Lesson 8: K-Means Clustering

Objectives

Understand what clustering is and how it’s different from classification.
Learn the basic steps of the K-Means clustering algorithm.
Know how to interpret the output of a K-Means model.

Concept(s)

Welcome to our final modeling lesson! So far, we’ve focused on supervised learning (classification and regression). Today, we’re going to dive into the world of unsupervised learning with an algorithm called K-Means Clustering.

What is Clustering?

Remember in Lesson 2, we talked about unsupervised learning? This is where we have unlabeled data and we want to find patterns in it. Clustering is the most common type of unsupervised learning.

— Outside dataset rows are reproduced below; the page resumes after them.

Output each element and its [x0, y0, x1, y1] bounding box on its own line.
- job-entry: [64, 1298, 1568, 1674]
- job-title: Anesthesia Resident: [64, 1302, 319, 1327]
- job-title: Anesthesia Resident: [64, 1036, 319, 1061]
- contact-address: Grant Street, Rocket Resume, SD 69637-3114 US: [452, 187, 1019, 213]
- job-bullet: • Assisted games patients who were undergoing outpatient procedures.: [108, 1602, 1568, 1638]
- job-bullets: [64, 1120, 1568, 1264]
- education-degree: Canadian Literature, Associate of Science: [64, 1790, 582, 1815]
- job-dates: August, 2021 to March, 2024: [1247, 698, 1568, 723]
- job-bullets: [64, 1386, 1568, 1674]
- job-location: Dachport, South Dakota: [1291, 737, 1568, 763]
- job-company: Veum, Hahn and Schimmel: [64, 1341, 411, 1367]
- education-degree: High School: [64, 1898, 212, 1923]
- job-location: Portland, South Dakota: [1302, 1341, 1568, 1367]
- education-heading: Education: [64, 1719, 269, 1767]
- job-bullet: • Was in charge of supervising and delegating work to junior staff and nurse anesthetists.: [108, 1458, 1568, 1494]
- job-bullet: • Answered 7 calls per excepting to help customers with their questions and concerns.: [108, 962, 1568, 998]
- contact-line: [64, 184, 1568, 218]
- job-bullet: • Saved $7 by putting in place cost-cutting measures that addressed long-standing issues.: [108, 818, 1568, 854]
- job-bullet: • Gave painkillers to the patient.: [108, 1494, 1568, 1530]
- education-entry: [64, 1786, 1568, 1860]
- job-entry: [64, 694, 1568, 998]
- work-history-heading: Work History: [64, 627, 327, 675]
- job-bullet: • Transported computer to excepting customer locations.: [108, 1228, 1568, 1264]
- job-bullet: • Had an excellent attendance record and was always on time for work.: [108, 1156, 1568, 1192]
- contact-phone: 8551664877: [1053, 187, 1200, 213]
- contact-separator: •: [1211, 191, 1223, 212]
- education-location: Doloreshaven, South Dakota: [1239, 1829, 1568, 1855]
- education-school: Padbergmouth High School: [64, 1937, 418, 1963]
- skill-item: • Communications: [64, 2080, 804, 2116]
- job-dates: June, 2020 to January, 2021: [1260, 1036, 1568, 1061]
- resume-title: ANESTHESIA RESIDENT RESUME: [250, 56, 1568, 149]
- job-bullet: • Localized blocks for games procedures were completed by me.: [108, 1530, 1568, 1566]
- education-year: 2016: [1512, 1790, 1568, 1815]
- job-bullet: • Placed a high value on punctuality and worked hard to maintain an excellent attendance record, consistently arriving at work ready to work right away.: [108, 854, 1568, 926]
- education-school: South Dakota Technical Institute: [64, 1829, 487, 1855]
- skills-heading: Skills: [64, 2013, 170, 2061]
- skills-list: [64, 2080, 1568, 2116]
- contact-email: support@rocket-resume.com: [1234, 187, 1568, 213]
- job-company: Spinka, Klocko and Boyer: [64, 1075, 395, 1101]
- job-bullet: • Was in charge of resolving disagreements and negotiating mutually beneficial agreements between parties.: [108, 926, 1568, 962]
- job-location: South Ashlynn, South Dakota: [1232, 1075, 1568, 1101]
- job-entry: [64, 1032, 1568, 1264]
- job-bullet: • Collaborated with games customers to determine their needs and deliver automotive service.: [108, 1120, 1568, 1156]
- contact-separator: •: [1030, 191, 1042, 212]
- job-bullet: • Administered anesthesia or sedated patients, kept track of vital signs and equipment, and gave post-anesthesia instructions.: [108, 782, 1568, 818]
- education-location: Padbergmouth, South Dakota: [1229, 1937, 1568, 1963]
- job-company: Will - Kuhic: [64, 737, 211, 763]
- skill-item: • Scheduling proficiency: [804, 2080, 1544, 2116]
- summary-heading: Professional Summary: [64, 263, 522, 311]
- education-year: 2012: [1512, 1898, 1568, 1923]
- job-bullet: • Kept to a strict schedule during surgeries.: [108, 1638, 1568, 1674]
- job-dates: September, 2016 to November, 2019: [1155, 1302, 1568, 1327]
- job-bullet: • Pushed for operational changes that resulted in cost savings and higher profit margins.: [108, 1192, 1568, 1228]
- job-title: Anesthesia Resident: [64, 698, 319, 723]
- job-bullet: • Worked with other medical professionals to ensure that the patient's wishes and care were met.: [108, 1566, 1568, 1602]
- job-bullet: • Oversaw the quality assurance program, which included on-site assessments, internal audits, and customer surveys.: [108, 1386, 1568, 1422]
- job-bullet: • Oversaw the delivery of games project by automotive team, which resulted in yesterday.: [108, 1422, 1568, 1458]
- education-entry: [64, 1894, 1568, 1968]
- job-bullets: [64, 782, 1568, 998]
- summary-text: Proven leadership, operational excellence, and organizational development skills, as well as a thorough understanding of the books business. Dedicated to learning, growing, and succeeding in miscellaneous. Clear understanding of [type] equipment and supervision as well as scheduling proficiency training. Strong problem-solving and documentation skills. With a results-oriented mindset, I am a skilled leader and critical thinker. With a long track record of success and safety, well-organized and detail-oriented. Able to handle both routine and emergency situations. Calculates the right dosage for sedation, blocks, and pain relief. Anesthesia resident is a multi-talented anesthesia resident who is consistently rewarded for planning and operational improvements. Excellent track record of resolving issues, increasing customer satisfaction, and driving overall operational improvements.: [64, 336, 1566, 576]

The goal of clustering is to group similar data points together into clusters. The data points in a cluster should be similar to each other, and different from the data points in other clusters.

How does K-Means work?

K-Means is one of the most popular clustering algorithms. The ‘K’ in K-Means represents the number of clusters you want to find. You have to choose this value upfront.

Here’s a simplified view of how the K-Means algorithm works:

Choose K: Decide how many clusters you want to find.
Initialize Centroids: Randomly place K points on your data plot. These points are called “centroids” and they will be the initial centers of your clusters.
Assign Data Points to Clusters: Assign each data point to the closest centroid. This creates K clusters.
Update Centroids: Recalculate the center of each cluster by finding the average of all the data points in that cluster. This new center becomes the new centroid.
Repeat: Repeat steps 3 and 4 until the centroids stop moving much.

When the algorithm is finished, you’ll have K clusters, each with its own centroid at the center.

When to use K-Means?

K-Means is great for:

Customer segmentation: Grouping customers with similar behaviors.
Document analysis: Grouping similar documents together.
Image compression: Grouping similar colors together.

Practice

Let’s use K-Means to find clusters in a dataset of customer information. We’ll try to group customers based on their age and spending score.

We’ve created a Jupyter notebook that will guide you through this process. Click the link below to open it in Google Colab.

Open Lesson 8 Notebook in Colab

Summary

In this lesson, we learned about K-Means Clustering, a popular unsupervised learning algorithm. It groups unlabeled data into a pre-selected number (K) of clusters by iteratively finding the best centers (centroids) for those clusters. This is useful for discovering natural groupings in data, like customer segments.